Alors que Liberty Media, nouveau propriétaire de la Formule 1, veut mieux répartir les ressources de la compétition, Volkswagen tire la sonnette d'alarme quant aux coûts engendrés par la discipline pour les écuries et les circuits.

Les disparités sont fortes dans les budgets des équipes. En 2016, la Scuderia Ferrari a dépensé pas moins de 360 millions d'euros, tandis que Manor (team désormais disparu) a dû se contenter d'à peine 90 millions euros, une somme similaire à celle de structures comme Sauber et Force India.

Les petites équipes ont donc demandé à Liberty de résoudre les problèmes de coûts, dans une situation que Volkswagen qualifie de "très dangereuse", par la voix de son directeur du département compétition, Bernhard Gobmeier.

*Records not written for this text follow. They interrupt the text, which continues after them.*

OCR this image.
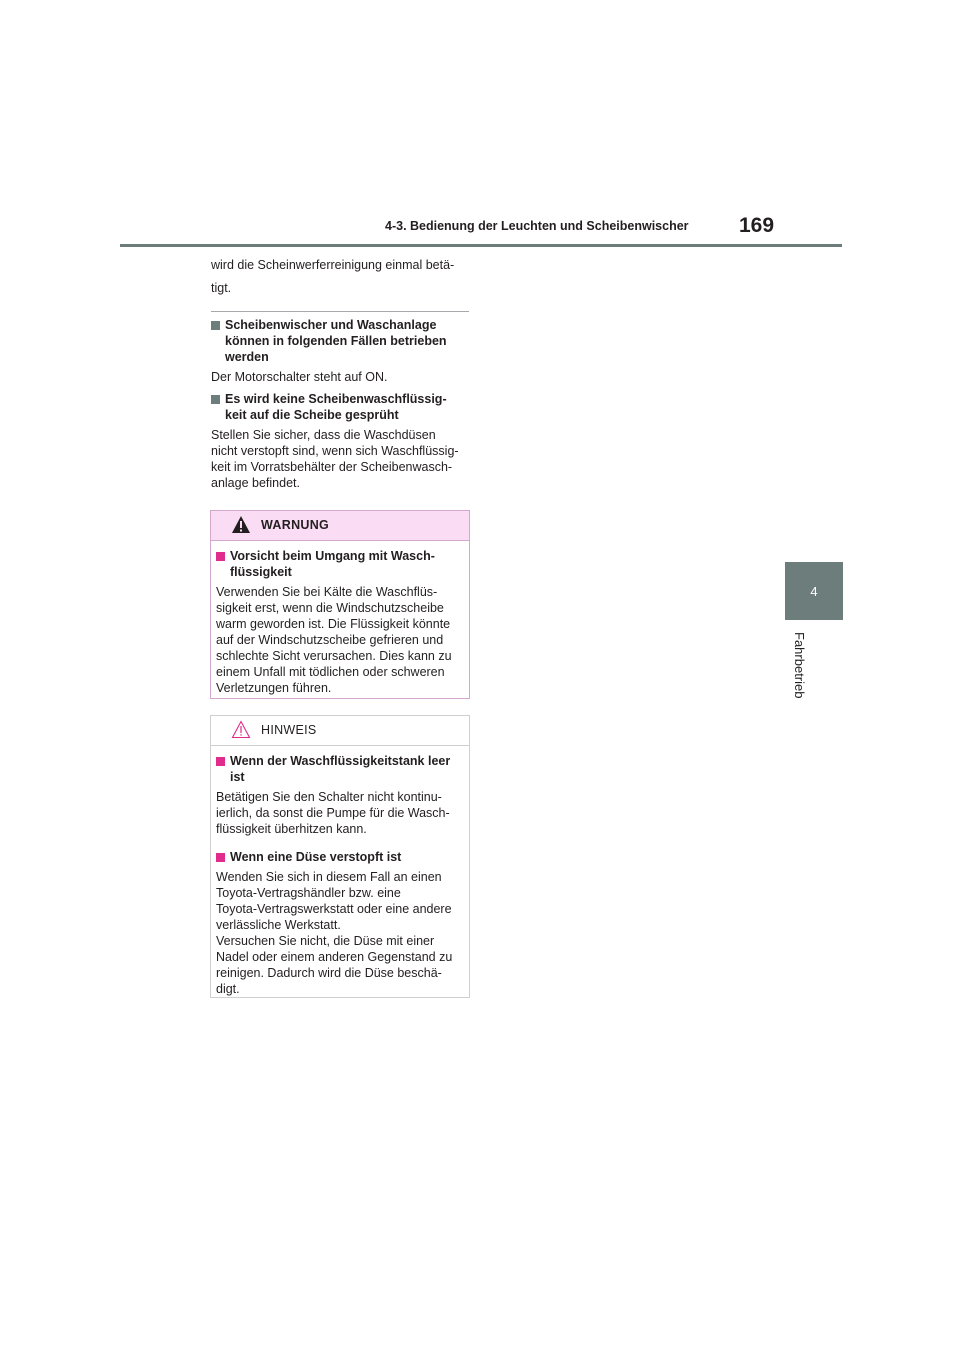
4-3. Bedienung der Leuchten und Scheibenwischer 169
4
Fahrbetrieb

wird die Scheinwerferreinigung einmal betä-

tigt.

Scheibenwischer und Waschanlage

können in folgenden Fällen betrieben

werden

Der Motorschalter steht auf ON.

Es wird keine Scheibenwaschflüssig-

keit auf die Scheibe gesprüht

Stellen Sie sicher, dass die Waschdüsen

nicht verstopft sind, wenn sich Waschflüssig-

keit im Vorratsbehälter der Scheibenwasch-

anlage befindet.

WARNUNG

Vorsicht beim Umgang mit Wasch-

flüssigkeit

Verwenden Sie bei Kälte die Waschflüs-

sigkeit erst, wenn die Windschutzscheibe

warm geworden ist. Die Flüssigkeit könnte

auf der Windschutzscheibe gefrieren und

schlechte Sicht verursachen. Dies kann zu

einem Unfall mit tödlichen oder schweren

Verletzungen führen.

HINWEIS

Wenn der Waschflüssigkeitstank leer

ist

Betätigen Sie den Schalter nicht kontinu-

ierlich, da sonst die Pumpe für die Wasch-

flüssigkeit überhitzen kann.

Wenn eine Düse verstopft ist

Wenden Sie sich in diesem Fall an einen

Toyota-Vertragshändler bzw. eine

Toyota-Vertragswerkstatt oder eine andere

verlässliche Werkstatt.

Versuchen Sie nicht, die Düse mit einer

Nadel oder einem anderen Gegenstand zu

reinigen. Dadurch wird die Düse beschä-

digt.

Rappelons que deux marques du groupe Volkswagen, Porsche et Audi, ont confirmé leur arrivée prochaine en Formule E.

"La Formule 1 est sur un chemin dangereux", déclare Gobmeier pour Motorsport.com. "Elle est coûteuse. La plupart des équipes, à part les quatre grandes, ont des problèmes financiers. Et les circuits ne peuvent pas payer ce qu'on leur demande. Parce qu'elle est coûteuse, elle est sur un chemin très dangereux, à mon avis. Nous le voyons partout."

"Mercedes a plus de 1500 personnes qui travaillent sur le projet F1. Cela ne prend même pas en compte les fournisseurs, bien qu'ils soient moins nombreux. C'est sûrement 2000 personnes pour deux voitures. Les salaires sont pourtant très élevés en Angleterre, et le matériel est très cher."

"Aux États-Unis, ils gardent le contrôle des coûts à l'esprit. Ils les gèrent bien. En Europe, il y a beaucoup de catégories différentes. Dans certaines d'entre elles, le contrôle des coûts est vraiment bon. Mais la F1 est complètement hors de portée, et le WEC aussi."

Gobmeier ne manque pas de pointer du doigt le fait que les sponsors sont de plus en plus réticents quant à un investissement en sport automobile, d'autant que les restrictions sur la publicité pour le tabac dans de nombreux pays ont fait fuir de nombreux sponsors emblématiques de la Formule 1.

"Le nombre de sponsors baisse. Les gros sponsors, comme les compagnies cigarettières, ne sont plus là. Les petits sponsors sont également moins nombreux. Le nombre de spectateurs diminue aussi. En même temps, les coûts augmentent. Quelque chose ne va pas, là. Il faut rendre les courses plus spectaculaires."

Le MotoGP, "100 fois mieux"

L'ancien dirigeant de Ducati Corse, en revanche, ne tarit pas d'éloges sur le MotoGP, catégorie reine des deux roues, qui exploite son potentiel marketing au mieux, selon lui.

"Le MotoGP est au-dessus de la F1, du point de vue du spectacle", estime Gobmeier. "C'est 100 fois mieux. Il n'y a pas de comparaison. Le MotoGP, ses courses annexes et le World Superbike sont bien mieux que la F1. En théorie, le MotoGP a le potentiel pour capitaliser commercialement sur sa popularité. Et il le fait. Nous avons Ducati dans notre groupe et nous voyons quelle différence peut être atteinte en matière de sponsoring."

"C'est Ducati qui a le plus de sponsors. Même Porsche, Bentley et Audi n'en ont pas autant. Ducati est unique et comparable à Ferrari, et les sponsors en ont pour leur argent. Ils sont bien exposés lors des courses, que ce soit en termes de médias, d'hospitalité, de programmes et d'autres choses. Les constructeurs automobiles n'ont pas la même réussite dans ce domaine."